I’m just saying it’s a calculation you could set up for Stan. The posterior geometry could be atrocious.

My first thought was that the formula on page 60 of the presentation (also stated in the paragraph between Equations 3 and 4 of the paper) looks different, but this is the type of thing that I don’t always have a good intuitive grasp or and would need to play around with it to be sure.

And from what I know about Stan, it makes sense that the geometry could be atrocious given that formula.

Agreed, I wouldn’t dig into this unless I had the time to make it a project.

I wrote up an R script to show the difference between the two (at least I
think I modified yours to match it correctly, the presentation and the
paper have different formulas). Phi2 below seems (using your formula) much
more well-behaved. Phi is like a mixture between a discrete variable and
another mixture of two continuous distributions. I can imagine Stan would
not like it.

sample_phi_i <- function(psi, r)
{
if (r < (psi ^ 2))
return(-1 / sqrt(psi))
else if(((1 - psi) ^ 2) < r)
return(1 / sqrt(psi))
else
return(0)
}

sample_phi2_i <- function(psi, r)
{
return(psi^2 * (-1/sqrt(psi)) + ((1 - psi) ^ 2) * (1 / sqrt(psi)))
}

sample_phi <- function(psi, f)
{
N <- length(psi)
phi <- psi
r <- runif(N)
for(i in 1:N)
{
phi[i] <- f(phi[i], r[i])
}
return(phi)
}

N <- 1000

psi <- 0.1 + runif(N) * 0.9

phi <- sample_phi(psi, sample_phi_i)

phi2 <- sample_phi(psi, sample_phi2_i)

hist(phi)
hist(phi2)

What if you run sample_phi(psi, sample_phi_i) a thousand time and then average replicates for each entry prior to creating the histogram?

I put two versions below, they both produce about the same histograms,
normal-looking centered around 0.25. The phi and phi2 functions look a bit
different.

newphi <- rep(0, N)
for (i in 1:N)
{
psi <- 0.1 + runif(N) * 0.9
newphi <- newphi + sample_phi(psi, sample_phi_i)
}
newphi <- newphi / N

Hand-wavy terms: that’s marginalization for you.

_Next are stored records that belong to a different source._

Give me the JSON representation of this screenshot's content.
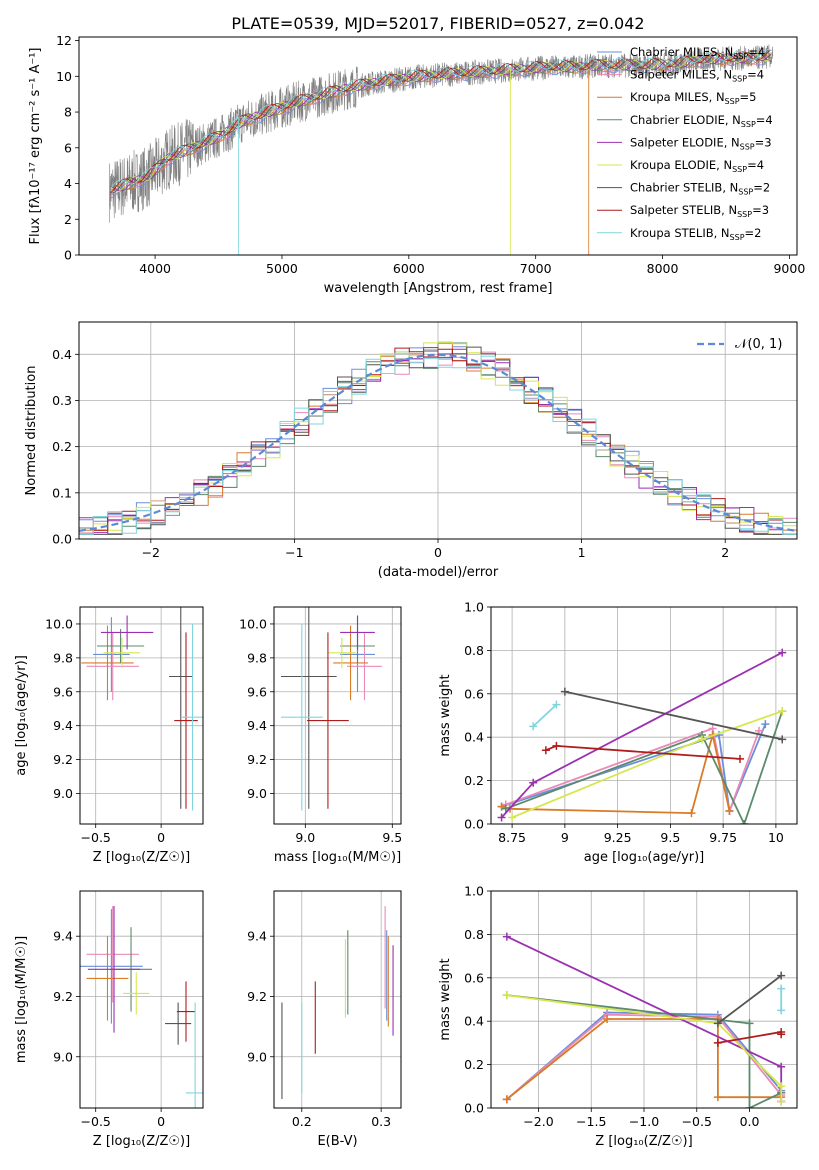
{
  "figure_title": "PLATE=0539, MJD=52017, FIBERID=0527, z=0.042",
  "colors": {
    "chabrier_miles": "#6a8edb",
    "salpeter_miles": "#e98ab8",
    "kroupa_miles": "#d87c28",
    "chabrier_elodie": "#5d8a6c",
    "salpeter_elodie": "#9a31b0",
    "kroupa_elodie": "#d6e74e",
    "chabrier_stelib": "#555555",
    "salpeter_stelib": "#b01c1c",
    "kroupa_stelib": "#7fd6e0",
    "data": "#808080",
    "normal_curve": "#5b8ad6"
  },
  "chart_data": [
    {
      "id": "spectrum",
      "type": "line",
      "xlabel": "wavelength [Angstrom, rest frame]",
      "ylabel": "Flux [fλ10⁻¹⁷ erg cm⁻² s⁻¹ A⁻¹]",
      "xlim": [
        3400,
        9060
      ],
      "ylim": [
        0,
        12.2
      ],
      "xticks": [
        4000,
        5000,
        6000,
        7000,
        8000,
        9000
      ],
      "yticks": [
        0,
        2,
        4,
        6,
        8,
        10,
        12
      ],
      "grid": false,
      "legend_position": "top-right",
      "series": [
        {
          "name": "Chabrier MILES, N",
          "sub": "SSP",
          "suffix": "=4",
          "color": "chabrier_miles"
        },
        {
          "name": "Salpeter MILES, N",
          "sub": "SSP",
          "suffix": "=4",
          "color": "salpeter_miles"
        },
        {
          "name": "Kroupa MILES, N",
          "sub": "SSP",
          "suffix": "=5",
          "color": "kroupa_miles"
        },
        {
          "name": "Chabrier ELODIE, N",
          "sub": "SSP",
          "suffix": "=4",
          "color": "chabrier_elodie"
        },
        {
          "name": "Salpeter ELODIE, N",
          "sub": "SSP",
          "suffix": "=3",
          "color": "salpeter_elodie"
        },
        {
          "name": "Kroupa ELODIE, N",
          "sub": "SSP",
          "suffix": "=4",
          "color": "kroupa_elodie"
        },
        {
          "name": "Chabrier STELIB, N",
          "sub": "SSP",
          "suffix": "=2",
          "color": "chabrier_stelib"
        },
        {
          "name": "Salpeter STELIB, N",
          "sub": "SSP",
          "suffix": "=3",
          "color": "salpeter_stelib"
        },
        {
          "name": "Kroupa STELIB, N",
          "sub": "SSP",
          "suffix": "=2",
          "color": "kroupa_stelib"
        }
      ],
      "continuum_model": {
        "x": [
          3650,
          3800,
          3950,
          4100,
          4300,
          4500,
          4700,
          4900,
          5100,
          5300,
          5500,
          5700,
          5900,
          6100,
          6300,
          6500,
          6700,
          6900,
          7100,
          7300,
          7500,
          7700,
          7900,
          8100,
          8300,
          8500,
          8700,
          8850
        ],
        "y": [
          3.6,
          4.0,
          4.4,
          5.4,
          6.0,
          6.6,
          7.5,
          8.0,
          8.5,
          8.9,
          9.3,
          9.6,
          9.8,
          10.0,
          10.1,
          10.2,
          10.3,
          10.4,
          10.5,
          10.5,
          10.6,
          10.6,
          10.6,
          10.7,
          10.9,
          11.0,
          11.0,
          11.1
        ]
      },
      "model_dropouts": [
        {
          "series": "kroupa_stelib",
          "x": 4660
        },
        {
          "series": "kroupa_elodie",
          "x": 6800
        },
        {
          "series": "kroupa_miles",
          "x": 7420
        }
      ]
    },
    {
      "id": "residuals",
      "type": "line",
      "xlabel": "(data-model)/error",
      "ylabel": "Normed distribution",
      "xlim": [
        -2.5,
        2.5
      ],
      "ylim": [
        0,
        0.47
      ],
      "xticks": [
        -2,
        -1,
        0,
        1,
        2
      ],
      "yticks": [
        0.0,
        0.1,
        0.2,
        0.3,
        0.4
      ],
      "grid": true,
      "legend_position": "top-right",
      "legend_label": "𝒩(0, 1)",
      "bin_width": 0.1
    },
    {
      "id": "z_vs_age",
      "type": "scatter",
      "xlabel": "Z [log₁₀(Z/Z☉)]",
      "ylabel": "age  [log₁₀(age/yr)]",
      "xlim": [
        -0.62,
        0.32
      ],
      "ylim": [
        8.82,
        10.1
      ],
      "xticks": [
        -0.5,
        0.0
      ],
      "yticks": [
        9.0,
        9.2,
        9.4,
        9.6,
        9.8,
        10.0
      ],
      "grid": true,
      "points": [
        {
          "series": "chabrier_miles",
          "x": -0.38,
          "xerr": 0.14,
          "y": 9.82,
          "yerr": 0.22
        },
        {
          "series": "salpeter_miles",
          "x": -0.37,
          "xerr": 0.2,
          "y": 9.75,
          "yerr": 0.2
        },
        {
          "series": "kroupa_miles",
          "x": -0.41,
          "xerr": 0.2,
          "y": 9.77,
          "yerr": 0.22
        },
        {
          "series": "chabrier_elodie",
          "x": -0.31,
          "xerr": 0.18,
          "y": 9.87,
          "yerr": 0.1
        },
        {
          "series": "salpeter_elodie",
          "x": -0.26,
          "xerr": 0.2,
          "y": 9.95,
          "yerr": 0.1
        },
        {
          "series": "kroupa_elodie",
          "x": -0.3,
          "xerr": 0.14,
          "y": 9.83,
          "yerr": 0.09
        },
        {
          "series": "chabrier_stelib",
          "x": 0.15,
          "xerr": 0.09,
          "y": 9.69,
          "yerr": 0.78
        },
        {
          "series": "salpeter_stelib",
          "x": 0.19,
          "xerr": 0.09,
          "y": 9.43,
          "yerr": 0.52
        },
        {
          "series": "kroupa_stelib",
          "x": 0.24,
          "xerr": 0.09,
          "y": 9.45,
          "yerr": 0.55
        }
      ]
    },
    {
      "id": "mass_vs_age",
      "type": "scatter",
      "xlabel": "mass [log₁₀(M/M☉)]",
      "ylabel": "",
      "xlim": [
        8.82,
        9.55
      ],
      "ylim": [
        8.82,
        10.1
      ],
      "xticks": [
        9.0,
        9.5
      ],
      "yticks": [
        9.0,
        9.2,
        9.4,
        9.6,
        9.8,
        10.0
      ],
      "grid": true,
      "points": [
        {
          "series": "chabrier_miles",
          "x": 9.3,
          "xerr": 0.1,
          "y": 9.82,
          "yerr": 0.22
        },
        {
          "series": "salpeter_miles",
          "x": 9.34,
          "xerr": 0.1,
          "y": 9.75,
          "yerr": 0.2
        },
        {
          "series": "kroupa_miles",
          "x": 9.26,
          "xerr": 0.1,
          "y": 9.77,
          "yerr": 0.22
        },
        {
          "series": "chabrier_elodie",
          "x": 9.3,
          "xerr": 0.1,
          "y": 9.87,
          "yerr": 0.1
        },
        {
          "series": "salpeter_elodie",
          "x": 9.3,
          "xerr": 0.1,
          "y": 9.95,
          "yerr": 0.1
        },
        {
          "series": "kroupa_elodie",
          "x": 9.21,
          "xerr": 0.08,
          "y": 9.83,
          "yerr": 0.09
        },
        {
          "series": "chabrier_stelib",
          "x": 9.02,
          "xerr": 0.16,
          "y": 9.69,
          "yerr": 0.78
        },
        {
          "series": "salpeter_stelib",
          "x": 9.13,
          "xerr": 0.12,
          "y": 9.43,
          "yerr": 0.52
        },
        {
          "series": "kroupa_stelib",
          "x": 8.98,
          "xerr": 0.12,
          "y": 9.45,
          "yerr": 0.55
        }
      ]
    },
    {
      "id": "age_vs_weight",
      "type": "line",
      "xlabel": "age  [log₁₀(age/yr)]",
      "ylabel": "mass weight",
      "xlim": [
        8.65,
        10.1
      ],
      "ylim": [
        0,
        1.0
      ],
      "xticks": [
        8.75,
        9.0,
        9.25,
        9.5,
        9.75,
        10.0
      ],
      "yticks": [
        0.0,
        0.2,
        0.4,
        0.6,
        0.8,
        1.0
      ],
      "grid": true,
      "series": [
        {
          "color": "chabrier_miles",
          "x": [
            8.7,
            9.73,
            9.78,
            9.95
          ],
          "y": [
            0.08,
            0.41,
            0.06,
            0.46
          ]
        },
        {
          "color": "salpeter_miles",
          "x": [
            8.72,
            9.7,
            9.78,
            9.92
          ],
          "y": [
            0.09,
            0.44,
            0.06,
            0.43
          ]
        },
        {
          "color": "kroupa_miles",
          "x": [
            8.7,
            8.74,
            9.6,
            9.7,
            9.78
          ],
          "y": [
            0.08,
            0.07,
            0.05,
            0.41,
            0.06
          ]
        },
        {
          "color": "chabrier_elodie",
          "x": [
            8.72,
            9.65,
            9.85,
            10.03
          ],
          "y": [
            0.07,
            0.41,
            0.0,
            0.52
          ]
        },
        {
          "color": "salpeter_elodie",
          "x": [
            8.7,
            8.85,
            10.03
          ],
          "y": [
            0.03,
            0.19,
            0.79
          ]
        },
        {
          "color": "kroupa_elodie",
          "x": [
            8.75,
            9.65,
            10.03
          ],
          "y": [
            0.03,
            0.39,
            0.52
          ]
        },
        {
          "color": "chabrier_stelib",
          "x": [
            9.0,
            10.03
          ],
          "y": [
            0.61,
            0.39
          ]
        },
        {
          "color": "salpeter_stelib",
          "x": [
            8.91,
            8.96,
            9.83
          ],
          "y": [
            0.34,
            0.36,
            0.3
          ]
        },
        {
          "color": "kroupa_stelib",
          "x": [
            8.85,
            8.96
          ],
          "y": [
            0.45,
            0.55
          ]
        }
      ]
    },
    {
      "id": "z_vs_mass",
      "type": "scatter",
      "xlabel": "Z [log₁₀(Z/Z☉)]",
      "ylabel": "mass [log₁₀(M/M☉)]",
      "xlim": [
        -0.62,
        0.32
      ],
      "ylim": [
        8.83,
        9.55
      ],
      "xticks": [
        -0.5,
        0.0
      ],
      "yticks": [
        9.0,
        9.2,
        9.4
      ],
      "grid": true,
      "points": [
        {
          "series": "chabrier_miles",
          "x": -0.38,
          "xerr": 0.24,
          "y": 9.3,
          "yerr": 0.19
        },
        {
          "series": "salpeter_miles",
          "x": -0.37,
          "xerr": 0.2,
          "y": 9.34,
          "yerr": 0.16
        },
        {
          "series": "kroupa_miles",
          "x": -0.41,
          "xerr": 0.16,
          "y": 9.26,
          "yerr": 0.14
        },
        {
          "series": "chabrier_elodie",
          "x": -0.23,
          "xerr": 0.16,
          "y": 9.29,
          "yerr": 0.14
        },
        {
          "series": "salpeter_elodie",
          "x": -0.36,
          "xerr": 0.2,
          "y": 9.29,
          "yerr": 0.21
        },
        {
          "series": "kroupa_elodie",
          "x": -0.19,
          "xerr": 0.1,
          "y": 9.21,
          "yerr": 0.07
        },
        {
          "series": "chabrier_stelib",
          "x": 0.13,
          "xerr": 0.1,
          "y": 9.11,
          "yerr": 0.07
        },
        {
          "series": "salpeter_stelib",
          "x": 0.19,
          "xerr": 0.07,
          "y": 9.15,
          "yerr": 0.1
        },
        {
          "series": "kroupa_stelib",
          "x": 0.26,
          "xerr": 0.07,
          "y": 8.88,
          "yerr": 0.3
        }
      ]
    },
    {
      "id": "ebv_vs_mass",
      "type": "scatter",
      "xlabel": "E(B-V)",
      "ylabel": "",
      "xlim": [
        0.165,
        0.325
      ],
      "ylim": [
        8.83,
        9.55
      ],
      "xticks": [
        0.2,
        0.3
      ],
      "yticks": [
        9.0,
        9.2,
        9.4
      ],
      "grid": true,
      "points": [
        {
          "series": "chabrier_stelib",
          "x": 0.175,
          "y": 9.02,
          "yerr": 0.16
        },
        {
          "series": "kroupa_stelib",
          "x": 0.2,
          "y": 9.03,
          "yerr": 0.15
        },
        {
          "series": "salpeter_stelib",
          "x": 0.217,
          "y": 9.13,
          "yerr": 0.12
        },
        {
          "series": "kroupa_elodie",
          "x": 0.255,
          "y": 9.26,
          "yerr": 0.13
        },
        {
          "series": "chabrier_elodie",
          "x": 0.258,
          "y": 9.28,
          "yerr": 0.14
        },
        {
          "series": "salpeter_miles",
          "x": 0.305,
          "y": 9.33,
          "yerr": 0.17
        },
        {
          "series": "chabrier_miles",
          "x": 0.307,
          "y": 9.27,
          "yerr": 0.15
        },
        {
          "series": "kroupa_miles",
          "x": 0.309,
          "y": 9.25,
          "yerr": 0.15
        },
        {
          "series": "salpeter_elodie",
          "x": 0.315,
          "y": 9.22,
          "yerr": 0.15
        }
      ]
    },
    {
      "id": "z_vs_weight",
      "type": "line",
      "xlabel": "Z [log₁₀(Z/Z☉)]",
      "ylabel": "mass weight",
      "xlim": [
        -2.45,
        0.45
      ],
      "ylim": [
        0,
        1.0
      ],
      "xticks": [
        -2.0,
        -1.5,
        -1.0,
        -0.5,
        0.0
      ],
      "yticks": [
        0.0,
        0.2,
        0.4,
        0.6,
        0.8,
        1.0
      ],
      "grid": true,
      "series": [
        {
          "color": "chabrier_miles",
          "x": [
            -2.3,
            -1.35,
            -0.3,
            0.3
          ],
          "y": [
            0.04,
            0.44,
            0.43,
            0.08
          ]
        },
        {
          "color": "salpeter_miles",
          "x": [
            -2.3,
            -1.35,
            -0.3,
            0.3
          ],
          "y": [
            0.04,
            0.43,
            0.42,
            0.06
          ]
        },
        {
          "color": "kroupa_miles",
          "x": [
            -2.3,
            -1.35,
            -0.3,
            -0.3,
            0.3,
            0.3
          ],
          "y": [
            0.04,
            0.41,
            0.41,
            0.05,
            0.05,
            0.07
          ]
        },
        {
          "color": "chabrier_elodie",
          "x": [
            -2.3,
            0.0,
            0.0,
            0.3
          ],
          "y": [
            0.52,
            0.39,
            0.0,
            0.07
          ]
        },
        {
          "color": "salpeter_elodie",
          "x": [
            -2.3,
            0.3,
            0.3
          ],
          "y": [
            0.79,
            0.19,
            0.03
          ]
        },
        {
          "color": "kroupa_elodie",
          "x": [
            -2.3,
            -0.3,
            0.3,
            0.3
          ],
          "y": [
            0.52,
            0.39,
            0.1,
            0.03
          ]
        },
        {
          "color": "chabrier_stelib",
          "x": [
            -0.3,
            0.3
          ],
          "y": [
            0.39,
            0.61
          ]
        },
        {
          "color": "salpeter_stelib",
          "x": [
            -0.3,
            0.3,
            0.3
          ],
          "y": [
            0.3,
            0.35,
            0.34
          ]
        },
        {
          "color": "kroupa_stelib",
          "x": [
            0.3,
            0.3
          ],
          "y": [
            0.55,
            0.45
          ]
        }
      ]
    }
  ]
}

More seriously, the question is how do changes in psi affect the posterior distribution of the betas, but that would take more effort since you’d need the whole gram-schmidt thing coded

Before you do anything else with this I would suggest taking a look at the normal mixture section of the manual where the implementation of marginalization is discussed. Once that makes sense I think this will too.